Like its counterparts around the world, the Moon administration, under pressure from big business, has largely eliminated the initial public health measures put in place to stop the spread of COVID-19, resulting in a staggering rise in infections, hospitalizations and deaths.
On Election Day, the daily total of infections hit 342,446, eclipsing the previous record high by more than 75,000, and the largest figure reported by any country in the world. Deaths are rising as the hospital system is becoming overwhelmed. More than 1,100 people are in intensive care units, including a number of people in their 30s and under. On average, 167 people are dying a week, including a teenager who passed away a day before the election.
Yoon and Lee Jae-myung largely ignored the pandemic during the election campaign. Neither candidate put forward any serious response to the growing health crisis highlighting the huge gulf between the concerns of working people and the political establishment as a whole.
The hostility towards the two main parties was reflected in the comments of voters. Lee So-jeong told the Chosun Ilbo, “We feel that we’re voting for the lesser evil. That’s not what an election is supposed to be. Ideally, you have a lot of options… But these candidates, either one, there will be no real change.”

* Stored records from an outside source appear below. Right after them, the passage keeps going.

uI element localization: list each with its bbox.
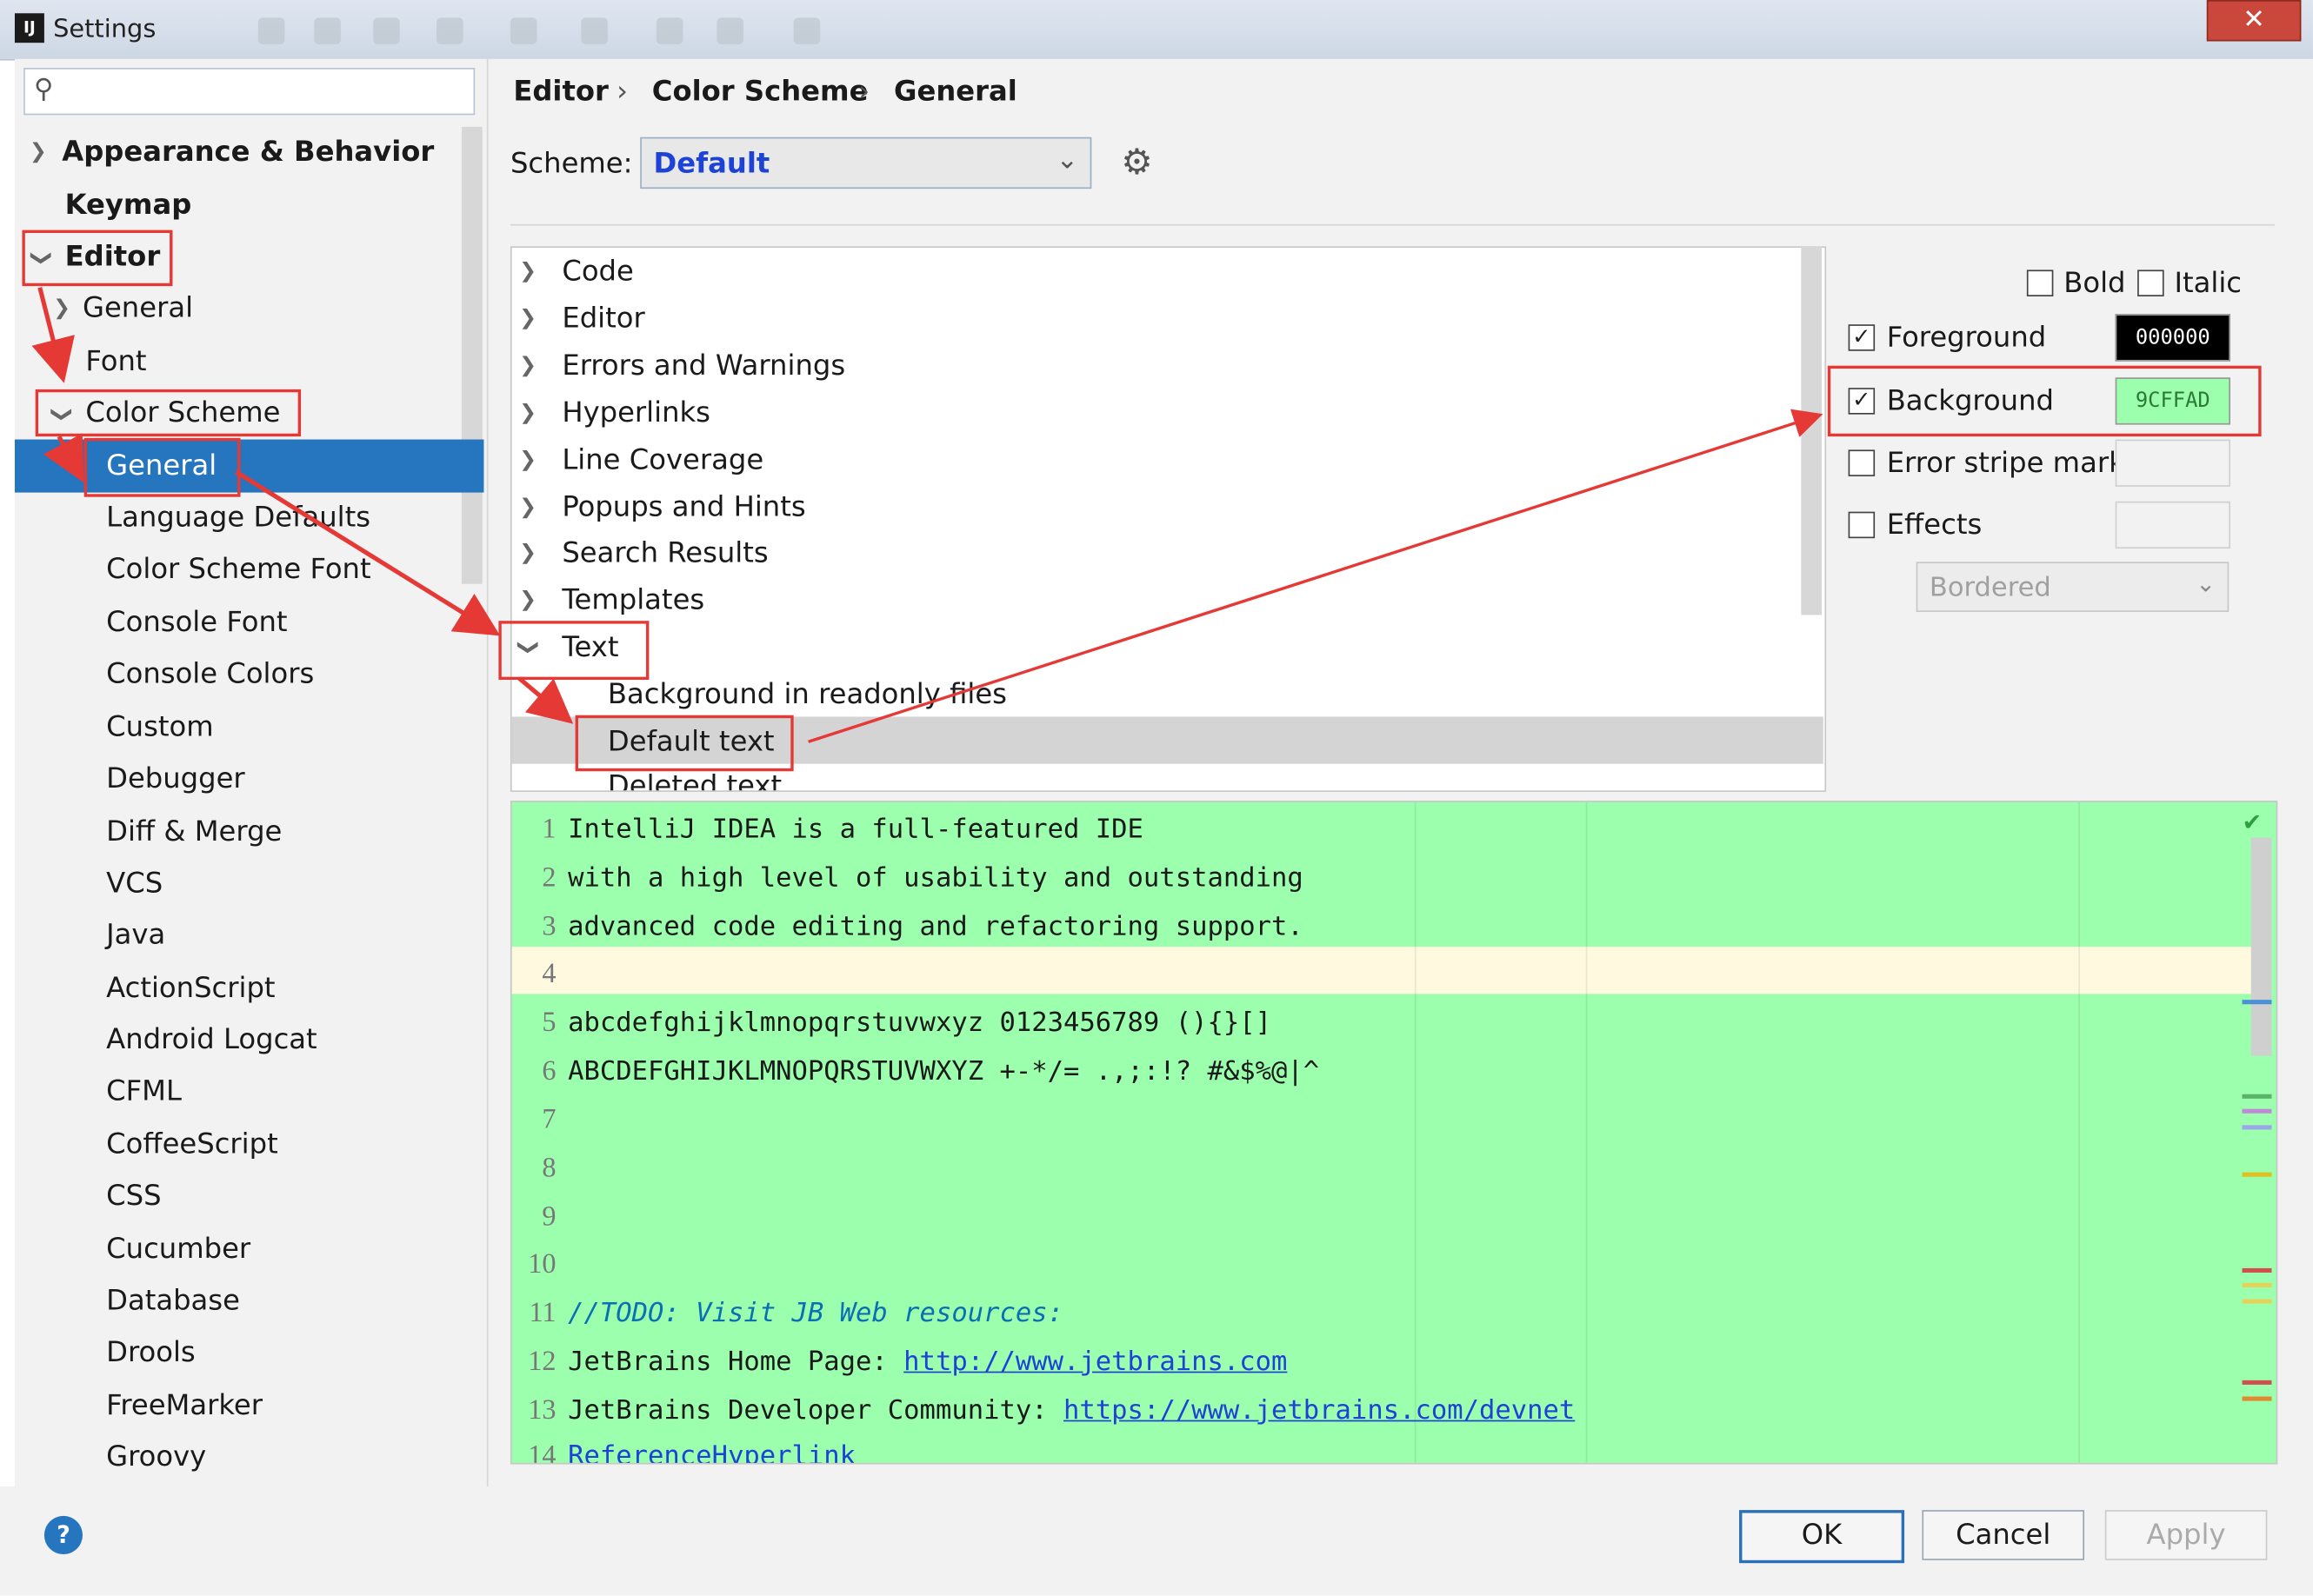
annotation-arrow bbox=[808, 409, 1823, 743]
annotation-arrow bbox=[517, 676, 574, 724]
annotation-arrow bbox=[235, 469, 501, 636]
annotation-arrows bbox=[31, 287, 1823, 743]
annotation-arrow bbox=[43, 433, 84, 483]
annotation-arrow bbox=[31, 287, 75, 383]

In an election campaign dominated by mudslinging and scandal-mongering, Yoon latched onto the feminism and the Me-too movement backed by the Democrats to blame the lack of jobs for young men on discrimination. He plans to abolish the Ministry of Gender Equality.

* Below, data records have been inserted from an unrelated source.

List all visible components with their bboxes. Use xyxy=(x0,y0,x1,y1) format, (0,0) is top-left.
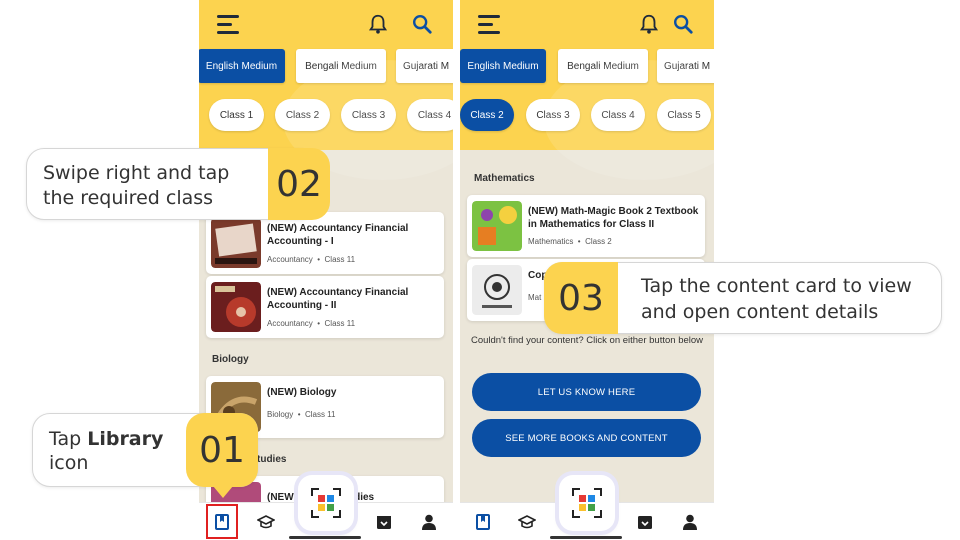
search-icon[interactable] xyxy=(411,12,433,36)
class-chip[interactable]: Class 3 xyxy=(526,99,580,131)
hamburger-icon[interactable] xyxy=(478,15,500,34)
card-title: (NEW) Accountancy Financial Accounting -… xyxy=(267,287,409,311)
home-indicator xyxy=(289,536,361,539)
section-label: Biology xyxy=(212,354,249,365)
let-us-know-button[interactable]: LET US KNOW HERE xyxy=(472,373,701,411)
callout-pointer xyxy=(213,486,233,498)
bell-icon[interactable] xyxy=(638,12,660,36)
help-text: Couldn't find your content? Click on eit… xyxy=(470,335,704,346)
medium-chip[interactable]: Gujarati M xyxy=(396,49,453,83)
courses-icon[interactable] xyxy=(518,513,536,531)
library-icon-highlight xyxy=(206,504,238,539)
step-number-2: 02 xyxy=(268,148,330,220)
card-meta: Accountancy • Class 11 xyxy=(267,255,356,264)
app-header: English Medium Bengali Medium Gujarati M… xyxy=(460,0,714,180)
profile-icon[interactable] xyxy=(681,513,699,531)
qr-scan-icon xyxy=(311,488,341,518)
content-card[interactable]: (NEW) Accountancy Financial Accounting -… xyxy=(206,276,444,338)
bell-icon[interactable] xyxy=(367,12,389,36)
callout-text: Swipe right and tap the required class xyxy=(43,162,230,209)
medium-chip[interactable]: English Medium xyxy=(199,49,285,83)
profile-icon[interactable] xyxy=(420,513,438,531)
step-number-3: 03 xyxy=(544,262,618,334)
class-chip[interactable]: Class 1 xyxy=(209,99,264,131)
medium-chip[interactable]: Gujarati M xyxy=(657,49,714,83)
book-cover-thumbnail xyxy=(472,201,522,251)
courses-icon[interactable] xyxy=(257,513,275,531)
card-meta: Mat xyxy=(528,293,542,302)
qr-scan-icon xyxy=(572,488,602,518)
downloads-icon[interactable] xyxy=(636,513,654,531)
home-indicator xyxy=(550,536,622,539)
section-label-partial: tudies xyxy=(257,454,287,465)
book-cover-thumbnail xyxy=(211,218,261,268)
callout-text: Tap the content card to view and open co… xyxy=(641,275,912,323)
library-icon[interactable] xyxy=(474,513,492,531)
qr-scan-button[interactable] xyxy=(559,475,615,531)
medium-filter-row: English Medium Bengali Medium Gujarati M xyxy=(460,49,714,85)
card-title: (NEW) Math-Magic Book 2 Textbook in Math… xyxy=(528,206,699,230)
content-card[interactable]: (NEW) Accountancy Financial Accounting -… xyxy=(206,212,444,274)
class-chip[interactable]: Class 4 xyxy=(591,99,645,131)
app-header: English Medium Bengali Medium Gujarati M… xyxy=(199,0,453,180)
class-chip[interactable]: Class 5 xyxy=(657,99,711,131)
qr-scan-button[interactable] xyxy=(298,475,354,531)
class-filter-row: Class 1 Class 2 Class 3 Class 4 xyxy=(199,99,453,135)
content-card[interactable]: (NEW) Math-Magic Book 2 Textbook in Math… xyxy=(467,195,705,257)
card-meta: Biology • Class 11 xyxy=(267,410,336,419)
see-more-books-button[interactable]: SEE MORE BOOKS AND CONTENT xyxy=(472,419,701,457)
card-meta: Accountancy • Class 11 xyxy=(267,319,356,328)
medium-chip[interactable]: English Medium xyxy=(460,49,546,83)
book-cover-thumbnail xyxy=(211,282,261,332)
medium-filter-row: English Medium Bengali Medium Gujarati M xyxy=(199,49,453,85)
downloads-icon[interactable] xyxy=(375,513,393,531)
medium-chip[interactable]: Bengali Medium xyxy=(558,49,648,83)
class-filter-row: Class 2 Class 3 Class 4 Class 5 xyxy=(460,99,714,135)
search-icon[interactable] xyxy=(672,12,694,36)
book-cover-thumbnail xyxy=(472,265,522,315)
step-number-1: 01 xyxy=(186,413,258,487)
hamburger-icon[interactable] xyxy=(217,15,239,34)
class-chip[interactable]: Class 2 xyxy=(460,99,514,131)
card-meta: Mathematics • Class 2 xyxy=(528,237,612,246)
class-chip[interactable]: Class 2 xyxy=(275,99,330,131)
bottom-navigation xyxy=(460,475,714,540)
medium-chip[interactable]: Bengali Medium xyxy=(296,49,386,83)
class-chip[interactable]: Class 4 xyxy=(407,99,453,131)
section-label: Mathematics xyxy=(474,173,535,184)
card-title: (NEW) Biology xyxy=(267,387,337,398)
callout-text: Tap Library icon xyxy=(49,428,164,474)
card-title: (NEW) Accountancy Financial Accounting -… xyxy=(267,223,409,247)
class-chip[interactable]: Class 3 xyxy=(341,99,396,131)
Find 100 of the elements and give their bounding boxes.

The gender politics of both Yoon and Moon is reactionary as it sows divisions in the working class and diverts attention from the real cause of unemployment—the capitalist system.
Yoon will only deepen the attacks on the working class as he pursues economic policies to boost the profits of big business. In his first press conference last Thursday, the president-elect stressed that his administration will rely on the “free market” and remove restrictions that hamper its operation.

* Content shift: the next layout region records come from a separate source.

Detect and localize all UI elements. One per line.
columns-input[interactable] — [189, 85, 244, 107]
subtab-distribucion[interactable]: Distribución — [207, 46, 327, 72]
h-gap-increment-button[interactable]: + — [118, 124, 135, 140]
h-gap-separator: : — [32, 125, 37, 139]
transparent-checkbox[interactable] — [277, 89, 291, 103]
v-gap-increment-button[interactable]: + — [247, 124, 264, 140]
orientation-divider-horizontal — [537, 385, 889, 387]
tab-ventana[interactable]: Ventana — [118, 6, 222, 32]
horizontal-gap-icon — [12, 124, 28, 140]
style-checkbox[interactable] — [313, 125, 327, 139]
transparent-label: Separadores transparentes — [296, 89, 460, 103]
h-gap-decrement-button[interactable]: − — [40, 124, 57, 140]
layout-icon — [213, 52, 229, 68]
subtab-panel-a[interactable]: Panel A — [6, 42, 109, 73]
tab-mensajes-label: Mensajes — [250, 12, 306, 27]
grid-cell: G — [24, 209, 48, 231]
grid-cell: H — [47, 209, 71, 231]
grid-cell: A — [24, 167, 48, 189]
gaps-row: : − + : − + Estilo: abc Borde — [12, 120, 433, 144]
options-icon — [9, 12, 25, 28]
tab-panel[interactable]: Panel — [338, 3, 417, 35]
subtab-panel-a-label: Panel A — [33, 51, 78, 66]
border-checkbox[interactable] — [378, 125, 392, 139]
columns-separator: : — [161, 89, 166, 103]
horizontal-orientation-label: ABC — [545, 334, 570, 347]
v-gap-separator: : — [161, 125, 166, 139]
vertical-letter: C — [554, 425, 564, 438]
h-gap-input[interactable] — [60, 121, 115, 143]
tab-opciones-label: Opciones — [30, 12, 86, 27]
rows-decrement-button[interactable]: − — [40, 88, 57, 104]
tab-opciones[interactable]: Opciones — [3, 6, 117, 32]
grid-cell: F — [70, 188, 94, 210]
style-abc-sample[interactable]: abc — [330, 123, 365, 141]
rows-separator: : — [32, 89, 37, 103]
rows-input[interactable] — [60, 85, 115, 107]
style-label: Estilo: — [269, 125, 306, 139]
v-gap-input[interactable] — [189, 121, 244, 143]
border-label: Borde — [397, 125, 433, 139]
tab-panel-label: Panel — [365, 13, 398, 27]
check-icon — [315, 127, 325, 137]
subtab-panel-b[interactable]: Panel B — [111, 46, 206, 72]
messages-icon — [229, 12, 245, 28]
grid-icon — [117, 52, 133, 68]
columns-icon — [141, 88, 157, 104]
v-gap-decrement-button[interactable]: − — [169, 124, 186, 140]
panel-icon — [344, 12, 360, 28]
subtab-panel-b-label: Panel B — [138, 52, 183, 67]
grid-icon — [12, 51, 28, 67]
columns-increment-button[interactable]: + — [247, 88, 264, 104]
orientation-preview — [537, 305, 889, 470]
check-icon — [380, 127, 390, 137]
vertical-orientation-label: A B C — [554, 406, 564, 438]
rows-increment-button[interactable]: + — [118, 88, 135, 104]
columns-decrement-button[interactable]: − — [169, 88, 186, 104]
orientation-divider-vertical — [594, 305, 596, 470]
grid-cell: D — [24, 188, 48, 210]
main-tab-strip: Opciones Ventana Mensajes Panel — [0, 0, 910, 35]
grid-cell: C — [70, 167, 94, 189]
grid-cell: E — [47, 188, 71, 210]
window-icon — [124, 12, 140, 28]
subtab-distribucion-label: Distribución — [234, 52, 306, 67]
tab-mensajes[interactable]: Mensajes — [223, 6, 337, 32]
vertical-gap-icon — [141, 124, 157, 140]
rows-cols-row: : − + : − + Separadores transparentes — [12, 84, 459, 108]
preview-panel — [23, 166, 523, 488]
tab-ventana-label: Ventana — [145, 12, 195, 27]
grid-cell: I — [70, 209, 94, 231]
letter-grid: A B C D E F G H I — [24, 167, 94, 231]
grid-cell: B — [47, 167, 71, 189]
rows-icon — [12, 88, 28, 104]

These will include “more flexibility in working hours,” putting greater burdens on workers to enable manufacturers to operate around the clock. He also pledged tax breaks for small businesses and the easing of regulations on so-called platform companies offering digital online services.
Under the pretext of addressing the housing crisis, Yoon is promising a lowering of property taxes and an easing of regulations on home loans—measures that will be a boon to property developers and real estate agents.
Yoon has also foreshadowed attacks on the country’s limited welfare payments, saying, “Without growth, welfare, which is necessary, cannot continue.”
In foreign policy, Yoon has pledged to deepen cooperation with US imperialism, taking a particularly anti-China tone during his campaign. He has promised to work closely with the Quadrilateral Security Dialogue or Quad, a Washington-led quasi-military alliance targeting China that includes the US, Japan, Australia and India.
Yoon’s election will only heighten tensions with North Korea. During a February 25 debate, he exploited the war in Ukraine to call for a bolstering of the South Korean military’s offensive capabilities. “The situation in Ukraine,” he stated, “shows us that national security and peace cannot be maintained with agreements on paper. War can be prevented only by securing a pre-emptive strike capacity.”
Yoon has also pledged to deploy a second US Terminal High Altitude Area Defense (THAAD) battery in South Korea. The first battery’s deployment was concluded under Moon. These anti-ballistic missile systems are an integral component of US preparations for nuclear war. Far from being “defensive,” they are designed to counter retaliation in the event of a US first strike on Russia or China.
The incoming Yoon administration will only exacerbate the danger of war on the Korean Peninsula and the broader Indo-Pacific region as it carries out class war measures to further shift the burden of the country’s economic crisis onto the working class.